For Beijing’s foreign policy goals, nationalism has proved to be a similarly useful tool, particularly when it comes to its desire to more assertively reshape the regional order in its favor. Through propaganda or political conformity, the Communist Party has increasingly promoted narratives peddling China as a victim of Western imperialism and the current world order. Under this narrative, threats from Beijing’s adversaries, particularly the United States, can be easily framed as foreign manipulation intended to block China’s rise as a global power — whether it’s Washington’s trade moves, its increased presence in the South China Sea or support of Taiwan and the Hong Kong protesters. The party is then able to present itself as a guardian of China’s nationhood and sovereignty, giving it new avenues with which to instill internal cohesion and authority at times of growing economic plight and uncertainty.
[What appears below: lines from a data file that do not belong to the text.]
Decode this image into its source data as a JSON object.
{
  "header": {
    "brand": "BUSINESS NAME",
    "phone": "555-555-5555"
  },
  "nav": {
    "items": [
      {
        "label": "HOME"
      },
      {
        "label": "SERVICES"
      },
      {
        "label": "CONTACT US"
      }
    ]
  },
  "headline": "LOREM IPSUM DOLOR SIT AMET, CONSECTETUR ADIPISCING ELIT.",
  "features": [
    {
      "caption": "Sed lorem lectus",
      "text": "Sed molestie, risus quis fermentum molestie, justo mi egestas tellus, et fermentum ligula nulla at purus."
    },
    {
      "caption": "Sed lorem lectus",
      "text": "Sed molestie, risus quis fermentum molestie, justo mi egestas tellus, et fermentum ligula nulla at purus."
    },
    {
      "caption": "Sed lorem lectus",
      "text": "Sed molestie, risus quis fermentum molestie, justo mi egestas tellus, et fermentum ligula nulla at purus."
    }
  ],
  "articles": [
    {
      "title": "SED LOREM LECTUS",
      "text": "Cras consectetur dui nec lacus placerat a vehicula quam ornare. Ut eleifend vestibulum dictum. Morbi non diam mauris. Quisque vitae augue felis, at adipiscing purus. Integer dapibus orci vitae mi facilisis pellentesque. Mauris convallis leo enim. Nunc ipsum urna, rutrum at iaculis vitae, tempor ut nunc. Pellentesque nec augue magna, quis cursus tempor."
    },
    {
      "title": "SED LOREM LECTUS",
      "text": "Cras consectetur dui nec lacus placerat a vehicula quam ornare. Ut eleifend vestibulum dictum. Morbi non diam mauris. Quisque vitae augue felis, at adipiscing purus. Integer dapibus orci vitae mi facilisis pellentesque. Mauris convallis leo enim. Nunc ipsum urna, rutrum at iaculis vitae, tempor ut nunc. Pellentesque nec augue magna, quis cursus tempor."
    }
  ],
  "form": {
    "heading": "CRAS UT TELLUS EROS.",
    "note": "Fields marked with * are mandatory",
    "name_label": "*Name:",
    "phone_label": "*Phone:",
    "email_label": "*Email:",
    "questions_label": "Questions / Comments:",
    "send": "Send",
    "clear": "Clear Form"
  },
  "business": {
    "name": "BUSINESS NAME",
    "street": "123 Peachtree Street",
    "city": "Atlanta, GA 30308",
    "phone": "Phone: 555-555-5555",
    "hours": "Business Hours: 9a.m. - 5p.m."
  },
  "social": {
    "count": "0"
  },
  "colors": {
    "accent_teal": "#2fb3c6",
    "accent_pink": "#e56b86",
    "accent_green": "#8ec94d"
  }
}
But this strategy also suffered a serious blow during the early days of the trade war. In 2018, U.S. sanctions against state-owned telecom firm ZTE exposed a fundamental power gap in the eyes of the public and, in turn, put Beijing’s state-fueled narratives into serious doubt. As the trade war drags on, China’s top domestic firms will remain under threat. And given the ongoing protests in Hong Kong, the county’s national sovereignty is now even potentially at risk, evoking painful memories of the «century of humiliation» among the Chinese public.
The Party Versus the Nation
Such a staunch brand of nationalism at home, however, can easily turn against Beijing by limiting its flexibility to deal with matters both at home and abroad. The Chinese state, for instance, has sharply dialed up its anti-U.S. rhetoric since trade talks collapsed in late April in an effort to justify its uncompromising negotiating position over sovereignty and, more broadly, to prepare the public for a prolonged fight. But while Beijing has skillfully managed the sentiment to prevent broader protests and attacks against U.S. businesses, the same nationalist uptick has narrowed its space for future compromises with Washington. Meanwhile, issues related to national interests such as Hong Kong, Taiwan and the South China Sea are on the rise, while Beijing’s ideological clashes with the West are only set to increase in the coming years. And as a result, many countries and businesses will be forced to tiptoe around China’s nationalist agenda lest they face the consequences.
Nationalist messaging naturally supports a greater assertiveness of Chinese foreign policies and can also help justify actions against countries perceived as insulting national sovereignty. But sometimes those actions can conflict with Beijing’s intent to project a benign image in its global affairs to solidify its Asian periphery, as well as its economic influence overseas through giant investment projects such as the Belt and Road Initiative. As the recent NBA fiasco has shown, public commentary on sovereignty matters can now easily prompt a response — or overreaction — by the Chinese state, even if it means jeopardizing its key business partners.